RewriteCond %{HTTP_HOST} ^http://(www\.)?my-web-host\.com [NC]
RewriteRule ^my-folder/([^/]*)/(.*)$ http://www.$1.com/$2 [R=301,L]

This code redirects from
www.my-web-host.com/any-domain-folder-name/any_page to
www.any-domain-folder-name.com/any_page
using a 301-Moved Permanently redirect.
It will work with or without "www." in the requested URL, and it doesn't care if the requested URL is upper or lowercase or mixed.

As long as you have some or all of the pages of the discrete domains already indexed in the search enignes, the above will accomplish what you want. It will tell them to forget about the subdirectory-based domains and use the discrete domains instead.
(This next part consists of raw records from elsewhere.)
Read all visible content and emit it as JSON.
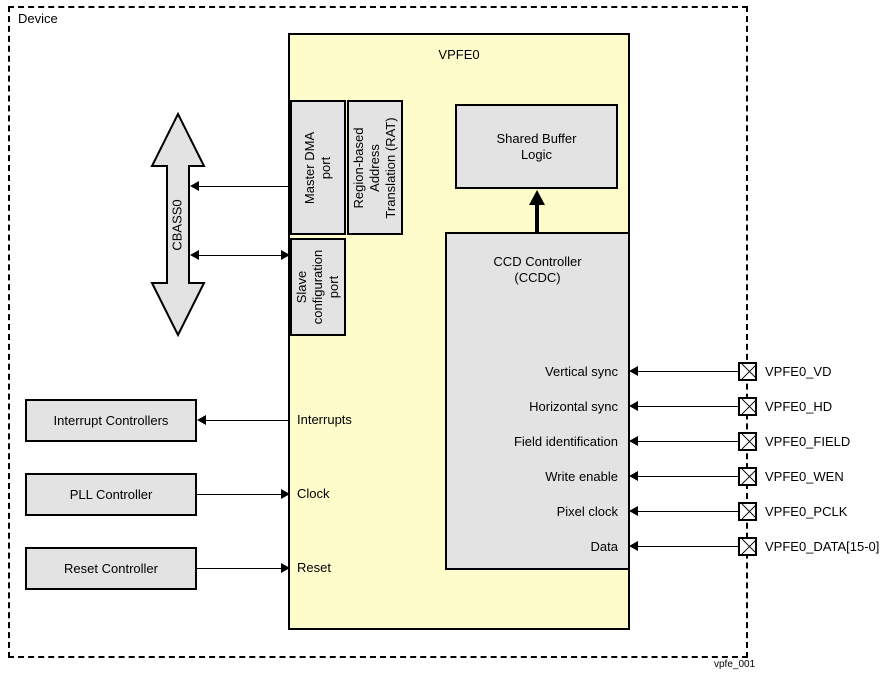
{
  "figure": {
    "id_caption": "vpfe_001",
    "device_label": "Device",
    "module_title": "VPFE0",
    "colors": {
      "module_fill": "#FFFCCC",
      "block_fill": "#E3E3E3",
      "stroke": "#000000",
      "background": "#FFFFFF"
    }
  },
  "interconnect": {
    "bus_label": "CBASS0"
  },
  "module_blocks": {
    "master_dma_port": "Master DMA\nport",
    "master_dma_port_line1": "Master DMA",
    "master_dma_port_line2": "port",
    "rat_line1": "Region-based",
    "rat_line2": "Address",
    "rat_line3": "Translation (RAT)",
    "slave_config_port_line1": "Slave",
    "slave_config_port_line2": "configuration",
    "slave_config_port_line3": "port",
    "shared_buffer_line1": "Shared Buffer",
    "shared_buffer_line2": "Logic",
    "ccdc_line1": "CCD Controller",
    "ccdc_line2": "(CCDC)"
  },
  "external_blocks": [
    {
      "id": "interrupt-controllers",
      "label": "Interrupt Controllers"
    },
    {
      "id": "pll-controller",
      "label": "PLL Controller"
    },
    {
      "id": "reset-controller",
      "label": "Reset Controller"
    }
  ],
  "module_ports": [
    {
      "id": "interrupts",
      "label": "Interrupts",
      "direction": "out"
    },
    {
      "id": "clock",
      "label": "Clock",
      "direction": "in"
    },
    {
      "id": "reset",
      "label": "Reset",
      "direction": "in"
    }
  ],
  "signals": [
    {
      "id": "vd",
      "function": "Vertical sync",
      "pin": "VPFE0_VD"
    },
    {
      "id": "hd",
      "function": "Horizontal sync",
      "pin": "VPFE0_HD"
    },
    {
      "id": "field",
      "function": "Field identification",
      "pin": "VPFE0_FIELD"
    },
    {
      "id": "wen",
      "function": "Write enable",
      "pin": "VPFE0_WEN"
    },
    {
      "id": "pclk",
      "function": "Pixel clock",
      "pin": "VPFE0_PCLK"
    },
    {
      "id": "data",
      "function": "Data",
      "pin": "VPFE0_DATA[15-0]"
    }
  ],
  "chart_data": {
    "type": "diagram",
    "title": "VPFE0",
    "nodes": [
      "Device",
      "CBASS0",
      "VPFE0",
      "Master DMA port",
      "Region-based Address Translation (RAT)",
      "Slave configuration port",
      "Shared Buffer Logic",
      "CCD Controller (CCDC)",
      "Interrupt Controllers",
      "PLL Controller",
      "Reset Controller"
    ],
    "edges": [
      {
        "from": "Master DMA port",
        "to": "CBASS0",
        "dir": "uni"
      },
      {
        "from": "CBASS0",
        "to": "Slave configuration port",
        "dir": "bi"
      },
      {
        "from": "CCD Controller (CCDC)",
        "to": "Shared Buffer Logic",
        "dir": "uni"
      },
      {
        "from": "VPFE0",
        "to": "Interrupt Controllers",
        "dir": "uni"
      },
      {
        "from": "PLL Controller",
        "to": "VPFE0",
        "dir": "uni"
      },
      {
        "from": "Reset Controller",
        "to": "VPFE0",
        "dir": "uni"
      },
      {
        "from": "VPFE0_VD",
        "to": "CCD Controller (CCDC)",
        "dir": "uni"
      },
      {
        "from": "VPFE0_HD",
        "to": "CCD Controller (CCDC)",
        "dir": "uni"
      },
      {
        "from": "VPFE0_FIELD",
        "to": "CCD Controller (CCDC)",
        "dir": "uni"
      },
      {
        "from": "VPFE0_WEN",
        "to": "CCD Controller (CCDC)",
        "dir": "uni"
      },
      {
        "from": "VPFE0_PCLK",
        "to": "CCD Controller (CCDC)",
        "dir": "uni"
      },
      {
        "from": "VPFE0_DATA[15-0]",
        "to": "CCD Controller (CCDC)",
        "dir": "uni"
      }
    ]
  }
}
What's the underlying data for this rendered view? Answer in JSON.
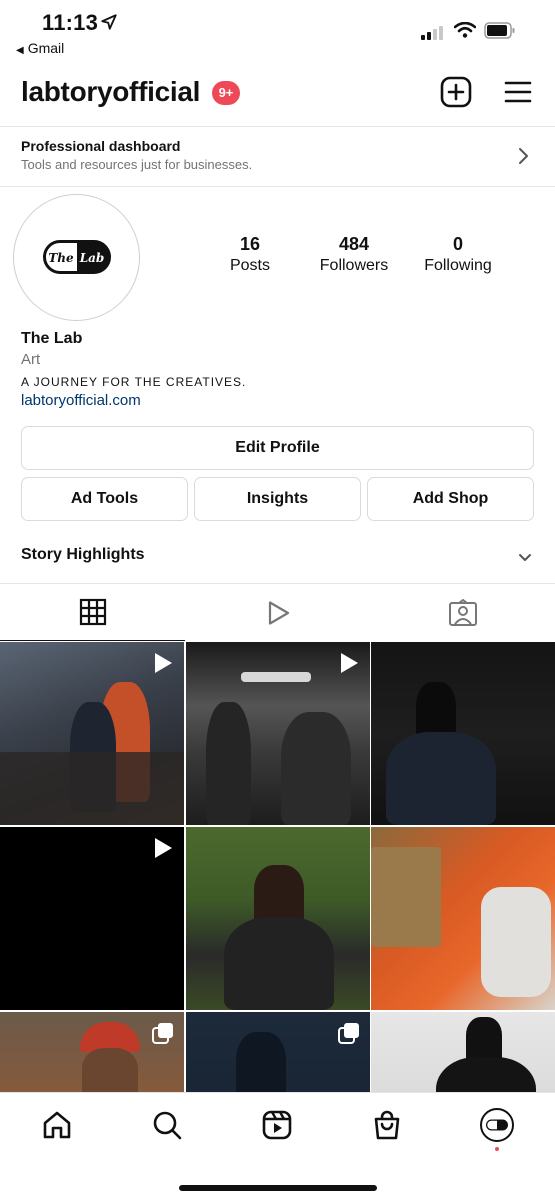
{
  "status_bar": {
    "time": "11:13",
    "back_app": "Gmail",
    "icons": [
      "location-arrow-icon",
      "signal-icon",
      "wifi-icon",
      "battery-icon"
    ]
  },
  "header": {
    "username": "labtoryofficial",
    "notification_badge": "9+",
    "badge_color": "#ed4956",
    "icons": [
      "new-post-icon",
      "menu-icon"
    ]
  },
  "dashboard": {
    "title": "Professional dashboard",
    "subtitle": "Tools and resources just for businesses."
  },
  "profile": {
    "avatar_logo_text": "The Lab",
    "stats": [
      {
        "value": "16",
        "label": "Posts"
      },
      {
        "value": "484",
        "label": "Followers"
      },
      {
        "value": "0",
        "label": "Following"
      }
    ],
    "name": "The Lab",
    "category": "Art",
    "bio": "A JOURNEY FOR THE CREATIVES.",
    "link": "labtoryofficial.com",
    "link_color": "#00376b"
  },
  "buttons": {
    "edit_profile": "Edit Profile",
    "ad_tools": "Ad Tools",
    "insights": "Insights",
    "add_shop": "Add Shop"
  },
  "highlights": {
    "title": "Story Highlights"
  },
  "tabs": [
    {
      "icon": "grid-icon",
      "active": true
    },
    {
      "icon": "reels-play-icon",
      "active": false
    },
    {
      "icon": "tagged-icon",
      "active": false
    }
  ],
  "posts": [
    {
      "type": "video",
      "icon": "play-icon"
    },
    {
      "type": "video",
      "icon": "play-icon"
    },
    {
      "type": "image",
      "icon": ""
    },
    {
      "type": "video",
      "icon": "play-icon"
    },
    {
      "type": "image",
      "icon": ""
    },
    {
      "type": "image",
      "icon": ""
    },
    {
      "type": "carousel",
      "icon": "carousel-icon"
    },
    {
      "type": "carousel",
      "icon": "carousel-icon"
    },
    {
      "type": "image",
      "icon": ""
    }
  ],
  "bottom_nav": [
    "home-icon",
    "search-icon",
    "reels-icon",
    "shop-icon",
    "profile-avatar"
  ]
}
Basically, it maps your folders to your domains directly, and copies the requested page path, too.

Note that this is almost the exact inverse of what you are doing now when you map your discrete domain names to your subdirectories, either with DNS or with a transparent redirect. For that reason, you may need to change the names of your existing subdirectories slightly to prevent an infinite loop. You will need to do this at the same time you install the code above.

Jim

Arnett

3:53 am on Sep 10, 2003 (gmt 0)

10+ Year Member



Thanks Jim.

I'm not worried about anyone who links to the old urls. Nobody does. If they do then that's just that. Google won't show them if the have a PR4 or less anyway.

My main concern is that I want google to drop the old urls from its index and follow the permanent redirect to the new urls taking whatever pr the old urls had to the new urls. They are the same files anyway. If "duplicate content" penalty means that the PR is split between the two urls I want them combined.